Enable Unicode Support

Pomsky has good Unicode support, but you might still have to enable Unicode support in your regex engine. This document explains how to do that for various regex engines.

If some information here is missing, outdated or needs clarification, I would greatly appreciate your help! You can edit this file on GitHub.

Rust

The Rust regex crate is Unicode-aware by default. There’s nothing you need to do.

JavaScript

In JavaScript, set the u flag, for example /[\w\s]/u. This makes it possible to use Unicode properties (\p{...}) and code points outside of the BMP (\u{...}).

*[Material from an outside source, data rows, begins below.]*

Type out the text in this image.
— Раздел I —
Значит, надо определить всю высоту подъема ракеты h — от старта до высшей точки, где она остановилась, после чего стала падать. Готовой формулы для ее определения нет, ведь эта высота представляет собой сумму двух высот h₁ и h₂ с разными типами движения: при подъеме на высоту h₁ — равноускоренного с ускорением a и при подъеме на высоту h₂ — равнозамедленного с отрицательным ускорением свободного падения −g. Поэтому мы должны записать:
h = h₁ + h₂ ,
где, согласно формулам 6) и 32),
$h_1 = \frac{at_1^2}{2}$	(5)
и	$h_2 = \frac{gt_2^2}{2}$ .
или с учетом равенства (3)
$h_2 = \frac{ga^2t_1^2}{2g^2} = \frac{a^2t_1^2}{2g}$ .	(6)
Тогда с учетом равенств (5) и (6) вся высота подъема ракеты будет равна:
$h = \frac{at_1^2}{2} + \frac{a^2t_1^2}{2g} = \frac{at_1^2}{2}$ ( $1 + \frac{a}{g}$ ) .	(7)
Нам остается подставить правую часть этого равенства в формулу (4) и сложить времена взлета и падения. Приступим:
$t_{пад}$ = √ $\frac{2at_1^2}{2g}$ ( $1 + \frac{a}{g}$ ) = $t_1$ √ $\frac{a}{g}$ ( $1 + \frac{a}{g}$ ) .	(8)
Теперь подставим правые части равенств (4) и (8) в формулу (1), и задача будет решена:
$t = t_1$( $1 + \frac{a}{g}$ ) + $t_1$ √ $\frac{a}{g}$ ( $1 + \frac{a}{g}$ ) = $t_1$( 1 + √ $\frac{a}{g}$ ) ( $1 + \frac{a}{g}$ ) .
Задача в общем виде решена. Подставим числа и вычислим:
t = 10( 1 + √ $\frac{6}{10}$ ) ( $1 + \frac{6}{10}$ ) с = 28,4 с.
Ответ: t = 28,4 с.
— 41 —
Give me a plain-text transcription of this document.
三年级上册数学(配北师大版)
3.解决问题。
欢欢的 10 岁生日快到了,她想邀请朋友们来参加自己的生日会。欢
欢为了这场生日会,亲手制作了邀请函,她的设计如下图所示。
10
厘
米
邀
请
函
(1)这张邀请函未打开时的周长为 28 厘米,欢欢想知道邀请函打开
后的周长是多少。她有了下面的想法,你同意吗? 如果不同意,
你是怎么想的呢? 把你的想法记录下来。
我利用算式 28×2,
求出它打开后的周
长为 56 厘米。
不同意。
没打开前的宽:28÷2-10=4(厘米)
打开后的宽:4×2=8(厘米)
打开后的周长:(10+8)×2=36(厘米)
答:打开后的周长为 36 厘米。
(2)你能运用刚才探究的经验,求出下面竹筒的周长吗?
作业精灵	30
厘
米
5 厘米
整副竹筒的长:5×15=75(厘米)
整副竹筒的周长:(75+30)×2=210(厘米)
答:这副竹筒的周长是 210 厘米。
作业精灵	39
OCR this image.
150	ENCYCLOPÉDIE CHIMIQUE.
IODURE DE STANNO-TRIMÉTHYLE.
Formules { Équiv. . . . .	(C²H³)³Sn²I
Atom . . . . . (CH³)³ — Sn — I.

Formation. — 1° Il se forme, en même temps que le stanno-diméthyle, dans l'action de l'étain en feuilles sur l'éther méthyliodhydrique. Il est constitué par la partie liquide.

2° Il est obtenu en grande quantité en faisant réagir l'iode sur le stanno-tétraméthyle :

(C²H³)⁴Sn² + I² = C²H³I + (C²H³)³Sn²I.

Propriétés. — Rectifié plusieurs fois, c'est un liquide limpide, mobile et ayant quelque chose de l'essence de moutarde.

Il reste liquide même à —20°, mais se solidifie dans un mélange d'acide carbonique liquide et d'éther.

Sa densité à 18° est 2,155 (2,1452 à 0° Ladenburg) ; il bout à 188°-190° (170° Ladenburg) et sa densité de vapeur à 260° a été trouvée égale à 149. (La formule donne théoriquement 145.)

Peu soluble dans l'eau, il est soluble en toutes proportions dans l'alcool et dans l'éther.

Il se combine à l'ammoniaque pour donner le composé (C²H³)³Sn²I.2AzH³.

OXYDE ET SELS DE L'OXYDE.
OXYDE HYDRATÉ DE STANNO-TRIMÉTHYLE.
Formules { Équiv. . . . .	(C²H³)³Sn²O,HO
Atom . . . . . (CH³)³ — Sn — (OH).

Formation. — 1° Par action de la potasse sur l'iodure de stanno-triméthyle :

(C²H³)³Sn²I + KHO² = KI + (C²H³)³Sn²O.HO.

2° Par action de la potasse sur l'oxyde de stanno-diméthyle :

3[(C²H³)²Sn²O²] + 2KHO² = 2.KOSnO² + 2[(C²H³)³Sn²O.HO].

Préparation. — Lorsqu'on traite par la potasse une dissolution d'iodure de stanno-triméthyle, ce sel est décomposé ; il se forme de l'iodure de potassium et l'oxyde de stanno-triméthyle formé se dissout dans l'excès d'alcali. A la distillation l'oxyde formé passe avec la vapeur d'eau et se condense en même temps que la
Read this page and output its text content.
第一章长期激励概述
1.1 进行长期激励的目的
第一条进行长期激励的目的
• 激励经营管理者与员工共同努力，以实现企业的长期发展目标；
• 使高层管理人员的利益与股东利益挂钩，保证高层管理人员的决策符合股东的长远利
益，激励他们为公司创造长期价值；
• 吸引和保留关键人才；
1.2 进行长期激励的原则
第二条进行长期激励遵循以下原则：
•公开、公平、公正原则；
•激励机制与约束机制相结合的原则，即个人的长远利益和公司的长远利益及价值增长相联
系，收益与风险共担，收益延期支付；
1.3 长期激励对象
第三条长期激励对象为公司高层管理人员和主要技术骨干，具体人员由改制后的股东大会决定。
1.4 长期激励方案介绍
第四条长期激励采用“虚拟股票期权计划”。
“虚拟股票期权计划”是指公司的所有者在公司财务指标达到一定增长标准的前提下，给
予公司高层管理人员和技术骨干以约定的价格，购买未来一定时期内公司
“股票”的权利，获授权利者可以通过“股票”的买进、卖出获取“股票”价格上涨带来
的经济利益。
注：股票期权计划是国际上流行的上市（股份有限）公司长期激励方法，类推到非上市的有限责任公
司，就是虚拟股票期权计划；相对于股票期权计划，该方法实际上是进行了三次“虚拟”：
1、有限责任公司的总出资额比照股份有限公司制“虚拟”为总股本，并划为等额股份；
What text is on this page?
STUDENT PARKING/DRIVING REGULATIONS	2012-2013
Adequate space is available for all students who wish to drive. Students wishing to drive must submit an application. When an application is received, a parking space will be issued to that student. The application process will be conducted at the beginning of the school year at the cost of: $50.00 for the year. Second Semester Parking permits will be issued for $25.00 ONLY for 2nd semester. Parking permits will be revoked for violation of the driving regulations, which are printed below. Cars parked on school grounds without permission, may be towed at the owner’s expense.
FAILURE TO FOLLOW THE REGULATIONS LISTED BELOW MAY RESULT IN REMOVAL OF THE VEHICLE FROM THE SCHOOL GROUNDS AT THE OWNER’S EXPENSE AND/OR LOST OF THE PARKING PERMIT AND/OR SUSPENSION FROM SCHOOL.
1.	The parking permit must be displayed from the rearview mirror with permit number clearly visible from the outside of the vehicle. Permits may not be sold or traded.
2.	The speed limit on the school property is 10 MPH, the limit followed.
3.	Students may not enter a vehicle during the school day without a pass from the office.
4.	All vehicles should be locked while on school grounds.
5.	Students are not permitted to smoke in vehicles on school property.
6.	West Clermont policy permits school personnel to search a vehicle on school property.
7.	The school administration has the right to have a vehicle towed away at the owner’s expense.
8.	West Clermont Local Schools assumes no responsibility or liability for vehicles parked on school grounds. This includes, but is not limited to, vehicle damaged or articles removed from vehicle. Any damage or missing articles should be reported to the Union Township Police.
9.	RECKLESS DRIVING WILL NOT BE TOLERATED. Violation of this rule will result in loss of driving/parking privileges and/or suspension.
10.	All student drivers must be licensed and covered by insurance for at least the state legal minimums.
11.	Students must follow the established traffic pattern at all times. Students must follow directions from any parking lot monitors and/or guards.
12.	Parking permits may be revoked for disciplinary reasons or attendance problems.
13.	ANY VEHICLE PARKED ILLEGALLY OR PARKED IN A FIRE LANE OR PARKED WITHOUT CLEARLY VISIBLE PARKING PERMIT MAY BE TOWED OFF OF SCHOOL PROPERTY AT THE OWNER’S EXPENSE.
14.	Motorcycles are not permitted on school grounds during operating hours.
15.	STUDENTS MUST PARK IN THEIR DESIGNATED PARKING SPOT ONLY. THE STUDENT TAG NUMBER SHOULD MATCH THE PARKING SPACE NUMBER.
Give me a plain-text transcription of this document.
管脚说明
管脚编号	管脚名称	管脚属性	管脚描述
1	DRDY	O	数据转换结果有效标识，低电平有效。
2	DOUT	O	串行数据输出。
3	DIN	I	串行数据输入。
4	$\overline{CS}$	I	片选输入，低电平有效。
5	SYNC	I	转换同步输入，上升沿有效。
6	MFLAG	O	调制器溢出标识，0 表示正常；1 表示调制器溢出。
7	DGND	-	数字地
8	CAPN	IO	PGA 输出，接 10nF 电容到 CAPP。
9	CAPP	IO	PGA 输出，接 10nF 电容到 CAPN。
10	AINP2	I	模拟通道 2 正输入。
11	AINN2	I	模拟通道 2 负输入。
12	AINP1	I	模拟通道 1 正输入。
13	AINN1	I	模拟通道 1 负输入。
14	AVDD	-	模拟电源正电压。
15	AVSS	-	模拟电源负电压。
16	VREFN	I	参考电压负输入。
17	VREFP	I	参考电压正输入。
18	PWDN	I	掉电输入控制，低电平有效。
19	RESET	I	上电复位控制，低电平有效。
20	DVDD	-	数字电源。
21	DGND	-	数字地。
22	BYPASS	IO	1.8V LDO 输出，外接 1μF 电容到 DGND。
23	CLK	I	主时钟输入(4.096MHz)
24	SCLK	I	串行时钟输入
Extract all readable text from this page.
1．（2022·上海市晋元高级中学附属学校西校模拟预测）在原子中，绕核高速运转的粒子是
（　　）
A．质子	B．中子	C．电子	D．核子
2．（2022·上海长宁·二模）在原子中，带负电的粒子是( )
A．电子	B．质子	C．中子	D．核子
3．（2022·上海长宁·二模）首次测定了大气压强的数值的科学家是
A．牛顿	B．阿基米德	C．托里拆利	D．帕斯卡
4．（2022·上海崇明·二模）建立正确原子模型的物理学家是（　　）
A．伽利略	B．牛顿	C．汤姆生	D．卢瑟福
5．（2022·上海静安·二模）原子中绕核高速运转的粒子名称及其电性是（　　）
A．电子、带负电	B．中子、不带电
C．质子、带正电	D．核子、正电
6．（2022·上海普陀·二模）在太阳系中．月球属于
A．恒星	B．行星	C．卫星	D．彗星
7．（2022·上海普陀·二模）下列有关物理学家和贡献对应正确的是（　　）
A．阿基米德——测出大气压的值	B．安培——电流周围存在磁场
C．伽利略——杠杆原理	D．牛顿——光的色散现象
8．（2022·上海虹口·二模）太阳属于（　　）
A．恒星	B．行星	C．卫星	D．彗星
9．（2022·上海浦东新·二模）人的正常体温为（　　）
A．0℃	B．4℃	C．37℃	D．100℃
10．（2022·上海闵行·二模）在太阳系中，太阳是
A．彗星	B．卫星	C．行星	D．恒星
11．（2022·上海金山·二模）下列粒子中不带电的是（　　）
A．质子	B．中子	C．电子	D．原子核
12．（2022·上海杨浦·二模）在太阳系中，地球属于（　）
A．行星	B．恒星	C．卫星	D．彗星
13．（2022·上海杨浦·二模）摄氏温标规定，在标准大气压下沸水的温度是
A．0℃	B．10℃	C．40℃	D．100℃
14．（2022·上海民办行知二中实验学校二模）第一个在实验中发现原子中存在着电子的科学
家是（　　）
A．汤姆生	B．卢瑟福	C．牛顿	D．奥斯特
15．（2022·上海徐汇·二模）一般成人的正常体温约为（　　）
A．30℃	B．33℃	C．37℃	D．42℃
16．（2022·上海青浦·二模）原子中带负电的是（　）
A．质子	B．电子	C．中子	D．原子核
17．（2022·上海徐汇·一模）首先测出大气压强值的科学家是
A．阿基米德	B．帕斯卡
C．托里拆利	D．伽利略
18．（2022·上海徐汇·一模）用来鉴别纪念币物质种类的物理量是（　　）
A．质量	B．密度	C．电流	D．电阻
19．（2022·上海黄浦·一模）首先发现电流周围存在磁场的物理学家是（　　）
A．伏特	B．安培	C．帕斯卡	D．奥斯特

Since \w and \d are not Unicode aware even when the u flag is enabled, pomsky polyfills them. However, word boundaries aren’t Unicode aware, and there’s no straightforward solution for this. To make word boundaries behave correctly, you need to substitute % and !% with

(<< [w]) (!>> [w]) | (!<< [w]) (>> [w])
# and
(<< [w]) (>> [w]) | (!<< [w]) (!>> [w])

respectively.

PHP

PHP is Unicode-aware if the u flag is set, and this also applies to \w, \d, \s and \b. For example, '/\w+/u' matches a word in any script.

PCRE

PCRE supports Unicode, but to make \w, \d, \s and \b Unicode-aware, you need to enable both PCRE_UTF8 and PCRE_UCP.

Java

In Java, add (?U) in front of the regex to make it Unicode-aware. For example, "(?U)\\w+" matches a word in any script.

Ruby

In Ruby, add (?u) in front of the regex to make it Unicode-aware. For example, /(?u)\w+/ matches a word in any script.

Python

In the Python re module, \w, \d, \s and \b are Unicode-aware since Python 3.

If you’re still using Python 2, you can use the regex module from November 2021; releases newer than that don’t support Python 2.